Just wondering what all of you use for backup power if the electric goes out. I was thinking about a small generator just to run my stove. I could sit it outside right by the window the stove is near to. What about the battery backups?
Harvick29 said:Just wondering what all of you use for backup power if the electric goes out. I was thinking about a small generator just to run my stove. I could sit it outside right by the window the stove is near to. What about the battery backups?
Lance1 said:Yes.
Buy a larger unit than needed, seems manufactures claim a higher wattage than the generator can actually supply. Plus you will run more than a pellet stove on it, like your refrigerator. I can't run my whole house on my generator, just a selected few items that I can't live without. Picture what you would want to run if there was a blackout for a week.
Don't do any of this if your not electric savvy.
All I do to hook it into my house is I used an extension cord with two male plugs. One to the generator and to any outlet and it back feeds to the house. (turn the main breaker at the meter off first) The outlet I use actually runs though three breakers before hitting the house outlets.
DOBS said:I've got a Harman battery back up charger / inverter hooked up to a deep cycle battery and a 5KW generator hooked up to a transfer switch. Works great, for probably 8-10 hours (uneducated guess). I'm thinking of getting a 2nd deep cycle to extend the battery life so the stove will keep running for the time I'm not using the generator, in case we get another big 5 day power-loss ice storm...

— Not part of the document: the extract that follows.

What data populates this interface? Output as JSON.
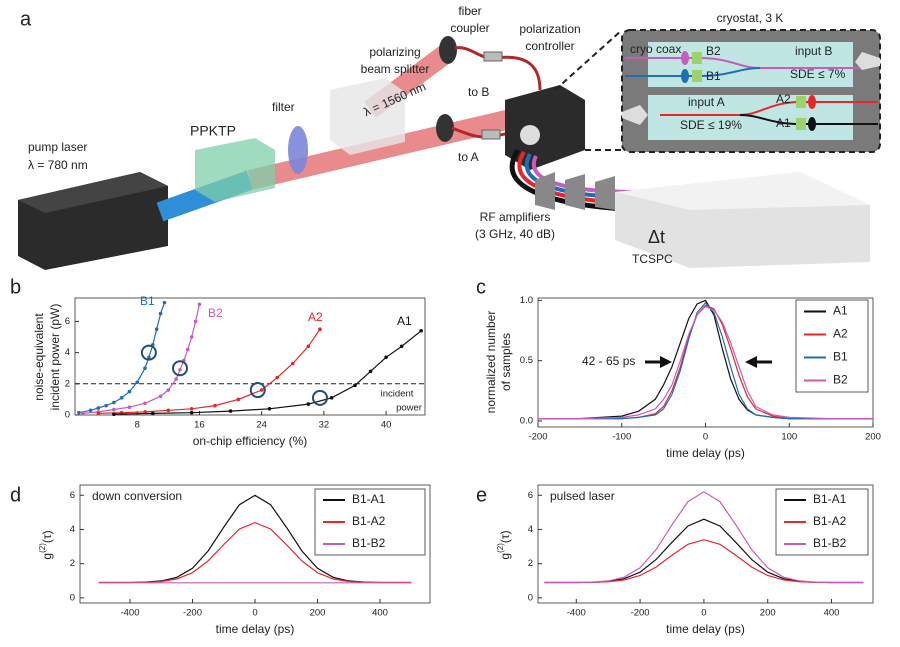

Lance1 said:What is really meant by needing a pure sine wave is a 'clean' wave verses a 'dirty' wave. A clean wave is consistent, were a dirty is erratic. The sine wave represents the cycles or frequency of the A/C voltage, as in 60Hz. .
That is not correct. There are fundamental differences between a sine wave produced by a generator and creating alternating current and inverters which turn DC current into AC and produce a modified sine wave. A modified sine wave has square edges and instantaneous transition from state to state. A sine wave progresses over time producing the familiar curve - the voltage ramps up, ramps down, goes thru 0 and then repeats. A modified sine wave goes from 0 to peak voltage virtually instantaneously, drops thru zero to peak negative voltage also nearly instantaneously.Lance1 said:What is really meant by needing a pure sine wave is a 'clean' wave verses a 'dirty' wave. A clean wave is consistent, were a dirty is erratic. The sine wave represents the cycles or frequency of the A/C voltage, as in 60Hz.
It's more likely to have a dirty wave from a China made generator.